Following the police killing of George Floyd—and after activists toppled a Robert E. Lee statue in nearby Birmingham—Montgomery activists decided to confront their own city’s Confederate legacy. At Robert E. Lee High School, protesters, including former students, took down a statue of its namesake.
Amerika Blair graduated from Robert E. Lee in 2009. She and other members of a social justice organization called Southerners on New Ground (SONG) pressured Montgomery Public Schools to rename the school, along with two others—Sidney Lanier and Jefferson Davis. Blair was among those who gave impassioned speeches urging the school board to change their alma maters’ names. In summer 2020, they voted to change all three names.
It was a long time coming.
Blair explains that educators did not spend enough time in school examining the city’s role in national history. As a student, she didn’t realize the impact of that lack of historical context.
“So we—me and my peers—never really took in the fact that we were going to a school named after the Confederate general, and even chanting, ‘Go Generals!’ during our athletic [events],” she says.
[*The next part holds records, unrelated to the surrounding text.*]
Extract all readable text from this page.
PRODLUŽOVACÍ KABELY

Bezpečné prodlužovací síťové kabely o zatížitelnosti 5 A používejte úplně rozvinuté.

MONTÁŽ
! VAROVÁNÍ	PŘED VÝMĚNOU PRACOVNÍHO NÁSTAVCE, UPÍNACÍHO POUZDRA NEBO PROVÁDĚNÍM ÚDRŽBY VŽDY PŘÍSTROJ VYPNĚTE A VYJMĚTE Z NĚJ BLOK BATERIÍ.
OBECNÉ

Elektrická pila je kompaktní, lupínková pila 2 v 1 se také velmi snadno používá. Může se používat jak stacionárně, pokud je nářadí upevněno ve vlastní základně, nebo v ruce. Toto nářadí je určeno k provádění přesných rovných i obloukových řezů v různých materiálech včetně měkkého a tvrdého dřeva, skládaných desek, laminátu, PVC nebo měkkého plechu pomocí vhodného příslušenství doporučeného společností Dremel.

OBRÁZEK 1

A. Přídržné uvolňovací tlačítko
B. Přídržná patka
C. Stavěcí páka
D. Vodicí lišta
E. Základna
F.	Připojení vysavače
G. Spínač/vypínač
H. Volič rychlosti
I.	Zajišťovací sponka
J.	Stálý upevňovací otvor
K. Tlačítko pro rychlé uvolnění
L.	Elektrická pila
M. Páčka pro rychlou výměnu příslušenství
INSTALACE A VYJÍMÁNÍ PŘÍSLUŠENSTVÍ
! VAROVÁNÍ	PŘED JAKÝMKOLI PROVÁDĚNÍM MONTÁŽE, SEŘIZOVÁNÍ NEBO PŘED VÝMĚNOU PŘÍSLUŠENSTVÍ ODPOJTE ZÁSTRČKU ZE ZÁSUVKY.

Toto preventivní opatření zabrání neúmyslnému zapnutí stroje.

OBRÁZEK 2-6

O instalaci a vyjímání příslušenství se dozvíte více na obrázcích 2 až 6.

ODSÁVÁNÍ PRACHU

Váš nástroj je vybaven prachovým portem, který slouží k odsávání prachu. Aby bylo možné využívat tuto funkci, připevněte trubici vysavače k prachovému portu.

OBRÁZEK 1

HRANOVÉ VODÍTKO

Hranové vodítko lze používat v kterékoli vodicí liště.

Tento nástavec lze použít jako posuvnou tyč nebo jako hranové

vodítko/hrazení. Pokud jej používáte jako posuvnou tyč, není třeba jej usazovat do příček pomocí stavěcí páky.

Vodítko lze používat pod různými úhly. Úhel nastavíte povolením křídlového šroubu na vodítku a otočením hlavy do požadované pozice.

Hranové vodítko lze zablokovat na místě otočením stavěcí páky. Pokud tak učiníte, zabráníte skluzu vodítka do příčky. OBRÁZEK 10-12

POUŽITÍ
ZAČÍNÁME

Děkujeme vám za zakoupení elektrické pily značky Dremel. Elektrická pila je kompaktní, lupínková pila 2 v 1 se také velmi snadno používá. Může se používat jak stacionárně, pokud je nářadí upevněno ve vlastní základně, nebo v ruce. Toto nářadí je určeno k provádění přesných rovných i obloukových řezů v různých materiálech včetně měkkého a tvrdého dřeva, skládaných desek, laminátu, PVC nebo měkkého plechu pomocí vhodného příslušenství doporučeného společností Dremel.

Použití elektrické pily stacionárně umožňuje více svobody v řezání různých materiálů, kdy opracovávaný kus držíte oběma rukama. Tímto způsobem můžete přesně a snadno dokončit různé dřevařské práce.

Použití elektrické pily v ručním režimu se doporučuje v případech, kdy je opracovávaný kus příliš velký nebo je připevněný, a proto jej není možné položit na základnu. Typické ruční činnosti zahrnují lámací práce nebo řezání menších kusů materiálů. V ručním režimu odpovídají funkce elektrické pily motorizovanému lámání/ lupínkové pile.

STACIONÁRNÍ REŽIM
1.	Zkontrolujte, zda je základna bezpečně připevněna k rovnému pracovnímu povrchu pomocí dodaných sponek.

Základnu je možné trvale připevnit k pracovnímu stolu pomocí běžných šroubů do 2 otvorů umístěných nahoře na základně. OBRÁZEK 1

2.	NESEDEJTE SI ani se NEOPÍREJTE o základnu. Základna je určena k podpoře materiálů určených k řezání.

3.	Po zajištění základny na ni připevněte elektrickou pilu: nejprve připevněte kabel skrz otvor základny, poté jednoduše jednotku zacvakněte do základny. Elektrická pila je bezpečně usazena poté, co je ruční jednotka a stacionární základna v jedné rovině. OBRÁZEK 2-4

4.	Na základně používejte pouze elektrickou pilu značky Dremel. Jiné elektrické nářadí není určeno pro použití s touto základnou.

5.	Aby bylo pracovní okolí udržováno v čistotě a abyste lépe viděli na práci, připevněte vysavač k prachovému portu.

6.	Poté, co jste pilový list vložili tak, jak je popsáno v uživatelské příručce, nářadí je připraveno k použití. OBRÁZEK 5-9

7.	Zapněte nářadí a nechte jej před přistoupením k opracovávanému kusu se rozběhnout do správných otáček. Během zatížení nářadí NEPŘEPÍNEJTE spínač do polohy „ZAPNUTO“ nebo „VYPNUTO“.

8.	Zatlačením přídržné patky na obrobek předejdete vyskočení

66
She adds, “It’s really a slap in the face. And still … I don’t think we do a good job at narrating the truth behind the Confederacy, the truth behind the birth of America. We fail everyone on that case.”
As Gregg Suzanne Ferguson explains in the 2019 Teaching Tolerance article “Black Students and Educators at Confederate-Named Schools,” these names function as symbolic violence. They undermine the work educators do to help create inclusive environments and unite school communities around common moral values.
To ignore the pain Confederate names bring students, particularly Black students, is to trivialize the terror inflicted on their ancestors and to continue the dehumanization and lack of regard for the dignity of Black people.
“I think I’m at a point where I don’t feel like we should have to argue a point of why this is wrong,” Blair says, “and we should definitely not have to pressure anyone to do the right thing. And the right thing is to denounce the white supremacy that this country was built on.”
Removing a Confederate name from a school name is more than symbolic. A Confederate name on a building does what the Lost Cause narrative designed it to do: remind people that a racial hierarchy reigns in this country. It’s critical that educators have conversations with students about their education, which should include how they’re taught history and their feelings about Confederate names and symbols.
“I want [students] to be mindful of those who will attempt to steal their voice, those who will attempt to make them feel like they don’t matter and what they’re doing doesn’t matter,” Blair says.
What to Tackle Next
Activists are optimistic that ridding their schools of Confederate icons will lead the way to addressing systemic problems.
They all name discipline disparities as a key focus to tackle next. Trude, for example, pointed out that white students, such as the ones who sent threats to her online, weren’t treated the same as Black students, who are punished for lesser offenses.
Kimberly and Kadija note that there is a lot of work to be done around anti-Black racism. While they recognize the need to make school safe and inclusive for everyone, they also feel there should be more intentional efforts to make learning equitable for Black students.
“They have a fear that if we elevate one voice, that they’re not elevating other voices,” Kimberly says of school administrators. “They were afraid to talk about specifically Black people. … They liked to use the word ‘all’ a lot. … I’m like, ‘But why don’t we talk about Black students?’ I talked a lot about Black students and how we’ve got to say certain words. Specifically, right now, Black lives are being targeted.”
Any advocacy for change isn’t just for right now, the young activists say. They realize they might not see the fruits of their labor for years to come.
“I’m hoping I do, but we may not see it,” Blair says. “But others coming behind us will get a taste of it, and they deserve it more than anything.”